Department of Speech, Hearing and Phonetic Sciences, University College London, 2 Wakefield Street, London WC1N 1PF, United Kingdom.
J Acoust Soc Am. 2012 Jan;131(1):531-9. doi: 10.1121/1.3665996.
The effects on speech intelligibility of three different noise reduction algorithms (spectral subtraction, minimal mean squared error spectral estimation, and subspace analysis) were evaluated in two types of noise (car and babble) over a 12 dB range of signal-to-noise ratios (SNRs).
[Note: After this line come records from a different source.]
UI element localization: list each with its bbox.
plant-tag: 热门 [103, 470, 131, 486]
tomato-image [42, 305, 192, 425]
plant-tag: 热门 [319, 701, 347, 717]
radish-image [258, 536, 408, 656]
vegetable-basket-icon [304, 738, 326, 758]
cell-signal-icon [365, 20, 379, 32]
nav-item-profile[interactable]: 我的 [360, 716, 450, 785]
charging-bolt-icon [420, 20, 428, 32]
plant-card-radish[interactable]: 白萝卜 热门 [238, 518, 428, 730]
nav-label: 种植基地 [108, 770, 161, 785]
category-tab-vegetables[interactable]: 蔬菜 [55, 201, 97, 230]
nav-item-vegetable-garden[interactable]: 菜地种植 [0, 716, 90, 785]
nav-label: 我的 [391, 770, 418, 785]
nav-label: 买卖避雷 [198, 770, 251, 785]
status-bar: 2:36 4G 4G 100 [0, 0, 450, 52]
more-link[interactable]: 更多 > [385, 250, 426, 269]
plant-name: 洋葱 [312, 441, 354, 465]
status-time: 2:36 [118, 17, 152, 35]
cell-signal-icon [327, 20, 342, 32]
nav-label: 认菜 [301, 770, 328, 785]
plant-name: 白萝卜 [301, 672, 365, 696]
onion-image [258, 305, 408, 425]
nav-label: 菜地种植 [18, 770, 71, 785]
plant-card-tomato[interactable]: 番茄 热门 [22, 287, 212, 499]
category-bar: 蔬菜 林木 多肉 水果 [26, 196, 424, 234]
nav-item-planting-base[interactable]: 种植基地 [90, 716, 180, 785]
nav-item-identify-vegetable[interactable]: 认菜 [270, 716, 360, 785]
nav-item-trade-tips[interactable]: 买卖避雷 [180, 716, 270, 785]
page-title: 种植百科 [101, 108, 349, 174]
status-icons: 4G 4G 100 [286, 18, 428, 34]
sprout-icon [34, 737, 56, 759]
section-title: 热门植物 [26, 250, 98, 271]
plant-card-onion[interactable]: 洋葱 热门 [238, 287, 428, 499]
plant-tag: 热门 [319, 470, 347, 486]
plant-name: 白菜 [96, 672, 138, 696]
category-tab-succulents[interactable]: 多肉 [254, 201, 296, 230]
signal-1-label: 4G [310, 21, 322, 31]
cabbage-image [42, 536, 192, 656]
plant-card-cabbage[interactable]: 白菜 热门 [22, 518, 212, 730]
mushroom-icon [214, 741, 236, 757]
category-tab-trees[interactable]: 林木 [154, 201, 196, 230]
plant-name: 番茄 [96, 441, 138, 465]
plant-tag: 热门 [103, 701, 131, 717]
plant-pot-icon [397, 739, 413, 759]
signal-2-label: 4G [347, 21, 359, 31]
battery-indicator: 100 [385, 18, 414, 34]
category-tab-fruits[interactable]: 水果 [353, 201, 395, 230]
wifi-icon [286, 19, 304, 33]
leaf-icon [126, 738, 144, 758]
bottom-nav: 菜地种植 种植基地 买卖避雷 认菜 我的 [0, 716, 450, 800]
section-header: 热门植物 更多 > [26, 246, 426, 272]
Results from these listening experiments showed that most algorithms deteriorated intelligibility scores. Modeling of the results with a logit-shaped psychometric function showed that the degradation in intelligibility scores was largely congruent with a constant shift in SNR, although some additional degradation was observed at two SNRs, suggesting a limited interaction between the effects of noise suppression and SNR.
评估了三种不同降噪算法(谱减法、最小均方误差谱估计和子空间分析)在 12dB 信噪比范围内两种噪声(汽车和 babble)下对语音可懂度的影响。这些听力实验的结果表明,大多数算法都会降低可懂度得分。使用对数形心理物理函数对结果进行建模表明,可懂度得分的下降与 SNR 的恒定偏移基本一致,尽管在两个 SNR 下观察到一些额外的下降,这表明噪声抑制和 SNR 之间的相互作用有限。